What is an Forking Workflow?
^^^^^^^^^^^^^^^^^^^^^^^^^^^^
Prior to discussing what a "fork" is, it is worth laying out what a "remote"
repository is compared to a local one. For most of us, the repos we
typically interact with are on-disk or "local" repositories which we can
navigate to and manually modify. In contrast, a remote respository (hereafter
referred to as a "remote"), as laid out in the ``git``
`documentation <https://git-scm.com/book/en/v2/Git-Basics-Working-with-Remotes>`_, 
is a version of your repo that exists *somewhere else* which (often) has stricter read/write
permissions. Typically, these remotes are hosted on an internet server, such as:

- `gitlab.com <gitlab.com>`_
- `github.com <github.com>`_
- `gitlab.science.gc.ca <gitlab.com>`_ - *internal ECCC employees only*
- `bitbucket.com <bitbucket.com>`_

but they can also be stored on local servers. Regardless of where they are
located, developers typically work with their own local repos and then
push/pull changes to and from remotes in order to share changes. 

Now, **in a non-forking workflow there is typically only one remote
repository** which developers clone from and push/pull changes to and from.
This type of workflow is illustrated below:

.. figure:: /images/Single_Remote_Workflow.png
    :width: 600
    :align: center
    :alt: Non-Forking Workflow Schematic

    Single remote (non-forking) workflow

Under this non-forking workflow, it is easy for a team of developers to share
their code through one remote, however, this model can break down when:

- the number of development branches and developers gets large or
- external developers wish to contribute to the code-base.

The first condition can result in a large number of orphaned branches in the
central repo, or worse, lead to one developer overwritting/deleting a
colleague's changes.
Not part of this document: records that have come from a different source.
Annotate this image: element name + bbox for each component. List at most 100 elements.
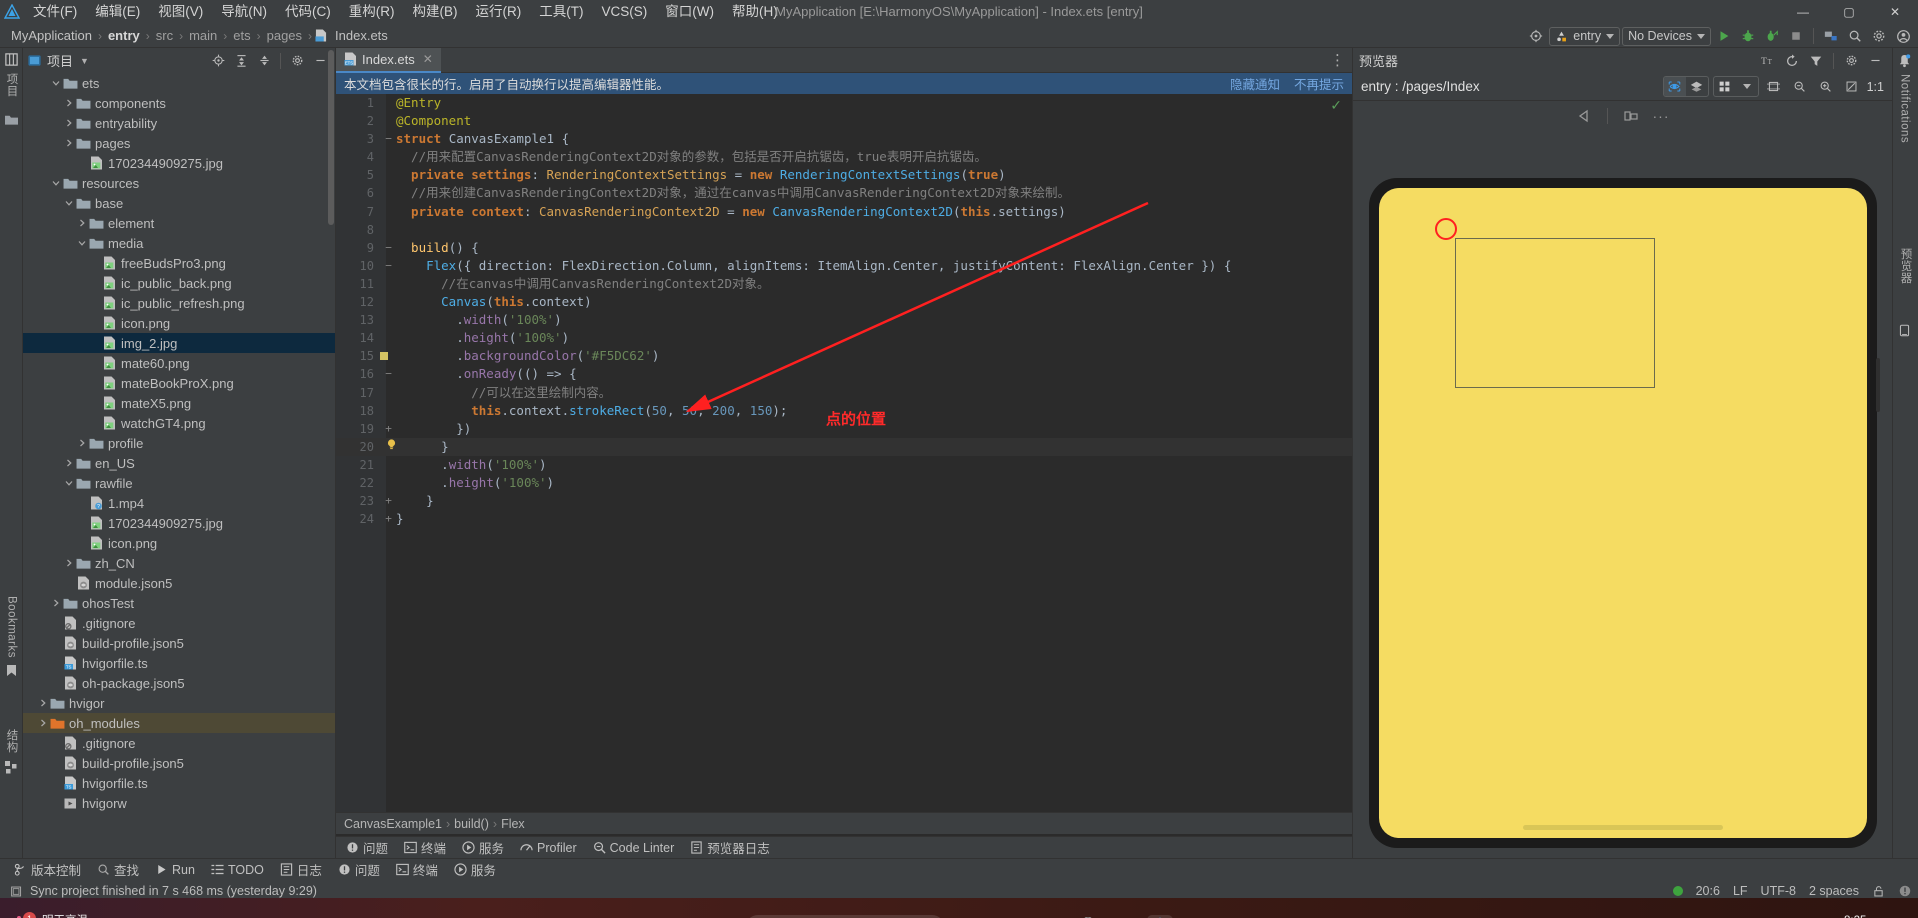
minimize-button[interactable]: — xyxy=(1780,0,1826,24)
tree-node-entryability[interactable]: entryability xyxy=(23,113,335,133)
tree-node-1702344909275-jpg[interactable]: 1702344909275.jpg xyxy=(23,153,335,173)
close-button[interactable]: ✕ xyxy=(1872,0,1918,24)
run-icon[interactable] xyxy=(1713,25,1735,47)
hide-panel-icon[interactable] xyxy=(1864,50,1886,72)
code-line-21[interactable]: 21 .width('100%') xyxy=(336,456,1352,474)
chevron-right-icon[interactable] xyxy=(62,137,75,150)
tree-node-pages[interactable]: pages xyxy=(23,133,335,153)
bottom-toolwindow-todo[interactable]: TODO xyxy=(211,863,264,877)
tree-node-module-json5[interactable]: module.json5 xyxy=(23,573,335,593)
chevron-right-icon[interactable] xyxy=(62,457,75,470)
close-icon[interactable]: ✕ xyxy=(423,52,433,66)
code-line-23[interactable]: 23 + } xyxy=(336,492,1352,510)
frame-icon[interactable] xyxy=(1763,76,1785,98)
stop-icon[interactable] xyxy=(1785,25,1807,47)
sidebar-label-project[interactable]: 项目 xyxy=(0,73,23,97)
code-line-9[interactable]: 9− build() { xyxy=(336,239,1352,257)
code-line-14[interactable]: 14 .height('100%') xyxy=(336,329,1352,347)
project-tree[interactable]: ets components entryability pages 1702344909… xyxy=(23,73,335,858)
toolwindow-[interactable]: 服务 xyxy=(462,838,504,857)
module-selector[interactable]: entry xyxy=(1549,26,1621,46)
locate-icon[interactable] xyxy=(207,50,229,72)
zoom-out-icon[interactable] xyxy=(1789,76,1811,98)
chevron-down-icon[interactable] xyxy=(49,177,62,190)
tree-node-resources[interactable]: resources xyxy=(23,173,335,193)
notifications-icon[interactable] xyxy=(1893,48,1916,74)
chevron-right-icon[interactable] xyxy=(75,437,88,450)
indent-setting[interactable]: 2 spaces xyxy=(1809,884,1859,898)
breadcrumb-method[interactable]: build() xyxy=(454,817,489,831)
tree-node--gitignore[interactable]: .gitignore xyxy=(23,613,335,633)
tree-node-rawfile[interactable]: rawfile xyxy=(23,473,335,493)
tree-node-base[interactable]: base xyxy=(23,193,335,213)
toolwindow-profiler[interactable]: Profiler xyxy=(520,841,577,855)
expand-all-icon[interactable] xyxy=(230,50,252,72)
tree-node-matebookprox-png[interactable]: mateBookProX.png xyxy=(23,373,335,393)
tree-node-oh-package-json5[interactable]: oh-package.json5 xyxy=(23,673,335,693)
tree-node-watchgt4-png[interactable]: watchGT4.png xyxy=(23,413,335,433)
zoom-in-icon[interactable] xyxy=(1815,76,1837,98)
code-fold-toggle[interactable]: − xyxy=(383,130,394,148)
tree-node-matex5-png[interactable]: mateX5.png xyxy=(23,393,335,413)
code-fold-toggle[interactable]: + xyxy=(383,492,394,510)
chevron-down-icon[interactable] xyxy=(1736,77,1758,96)
breadcrumb-item-0[interactable]: MyApplication xyxy=(8,28,95,43)
code-editor[interactable]: 1 @Entry 2 @Component 3− struct CanvasExample… xyxy=(336,94,1352,812)
toolwindow-[interactable]: 预览器日志 xyxy=(690,838,770,857)
tree-node-icon-png[interactable]: icon.png xyxy=(23,313,335,333)
tree-node-oh-modules[interactable]: oh_modules xyxy=(23,713,335,733)
warning-marker[interactable] xyxy=(380,352,388,361)
tree-node--gitignore[interactable]: .gitignore xyxy=(23,733,335,753)
chevron-down-icon[interactable] xyxy=(62,477,75,490)
tree-node-element[interactable]: element xyxy=(23,213,335,233)
menu-item-2[interactable]: 视图(V) xyxy=(149,0,212,24)
toolwindow-codelinter[interactable]: Code Linter xyxy=(593,841,674,855)
code-line-22[interactable]: 22 .height('100%') xyxy=(336,474,1352,492)
chevron-right-icon[interactable] xyxy=(62,97,75,110)
more-icon[interactable]: ··· xyxy=(1650,105,1672,127)
preview-zoom-label[interactable]: 1:1 xyxy=(1867,80,1884,94)
breadcrumb-item-2[interactable]: src xyxy=(153,28,176,43)
code-line-19[interactable]: 19 + }) xyxy=(336,420,1352,438)
menu-item-0[interactable]: 文件(F) xyxy=(24,0,86,24)
code-fold-toggle[interactable]: − xyxy=(383,365,394,383)
tree-node-icon-png[interactable]: icon.png xyxy=(23,533,335,553)
code-line-10[interactable]: 10− Flex({ direction: FlexDirection.Colu… xyxy=(336,257,1352,275)
code-fold-toggle[interactable]: − xyxy=(383,257,394,275)
tree-node-hvigor[interactable]: hvigor xyxy=(23,693,335,713)
tree-node-ets[interactable]: ets xyxy=(23,73,335,93)
code-line-11[interactable]: 11 //在canvas中调用CanvasRenderingContext2D对… xyxy=(336,275,1352,293)
fit-icon[interactable] xyxy=(1841,76,1863,98)
code-fold-toggle[interactable]: + xyxy=(383,420,394,438)
filter-icon[interactable] xyxy=(1805,50,1827,72)
chevron-down-icon[interactable] xyxy=(49,77,62,90)
file-encoding[interactable]: UTF-8 xyxy=(1761,884,1796,898)
tree-node-profile[interactable]: profile xyxy=(23,433,335,453)
inspector-icon[interactable] xyxy=(1663,77,1686,96)
tree-node-freebudspro3-png[interactable]: freeBudsPro3.png xyxy=(23,253,335,273)
code-line-18[interactable]: 18 this.context.strokeRect(50, 50, 200, … xyxy=(336,402,1352,420)
menu-item-6[interactable]: 构建(B) xyxy=(404,0,467,24)
tree-node-ic-public-refresh-png[interactable]: ic_public_refresh.png xyxy=(23,293,335,313)
preview-strip-icon[interactable] xyxy=(1893,318,1916,343)
inspection-icon[interactable] xyxy=(1898,884,1912,898)
chevron-down-icon[interactable]: ▼ xyxy=(80,56,89,66)
tree-node-hvigorfile-ts[interactable]: TS hvigorfile.ts xyxy=(23,653,335,673)
rotate-icon[interactable] xyxy=(1620,105,1642,127)
chevron-right-icon[interactable] xyxy=(36,717,49,730)
code-line-7[interactable]: 7 private context: CanvasRenderingContex… xyxy=(336,203,1352,221)
sidebar-item-preview[interactable]: 预览器 xyxy=(1894,248,1917,284)
settings-icon[interactable] xyxy=(286,50,308,72)
tree-node-build-profile-json5[interactable]: build-profile.json5 xyxy=(23,753,335,773)
menu-item-4[interactable]: 代码(C) xyxy=(276,0,340,24)
tree-node-build-profile-json5[interactable]: build-profile.json5 xyxy=(23,633,335,653)
multi-device-icon[interactable] xyxy=(1714,77,1736,96)
tree-node-media[interactable]: media xyxy=(23,233,335,253)
code-line-15[interactable]: 15 .backgroundColor('#F5DC62') xyxy=(336,347,1352,365)
tree-node-hvigorfile-ts[interactable]: TS hvigorfile.ts xyxy=(23,773,335,793)
chevron-right-icon[interactable] xyxy=(75,217,88,230)
tree-node-1702344909275-jpg[interactable]: 1702344909275.jpg xyxy=(23,513,335,533)
menu-item-7[interactable]: 运行(R) xyxy=(467,0,531,24)
sidebar-item-structure[interactable]: 结构 xyxy=(0,729,23,753)
toolwindow-[interactable]: 终端 xyxy=(404,838,446,857)
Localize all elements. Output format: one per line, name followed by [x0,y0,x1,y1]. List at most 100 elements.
The second condition causes problems because it requires
explicitly giving external developers access to your central repository, but
depending on the code base and location of the remote, that may not be advised nor
possible. 

To avoid these problems, we tag in the forking workflow. In summary, what this
means is that instead of relying on a single remote, **each developer "forks"
the central repo, creating a "server-side" clone of it**, which results in 
many developer specific remotes. Under this workflow, developers push changes
to their fork, and when they want their changes integrated into the central
repository, they make a merge request across remotes (from their remote into
the central one). A schematic of this workflow is shown below:

.. figure:: /images/Forking_Workflow.png
    :width: 700
    :align: center
    :alt: Forking Workflow Schematic

    Forking workflow 

Now, it goes without saying that visually, this information flow looks notably more 
complex than the single remote workflow. However, practically, the differences
experienced by the developer are minor, with the main differences being that:

- developers need to be aware of what remote they are interacting with, and
- how to update their fork when the central repo is updated

On a day to day basis, developers will typically still only interact with **one** 
remote (their personal fork), and only need to interact with the central repo 
when making merge requests or pulling in changes.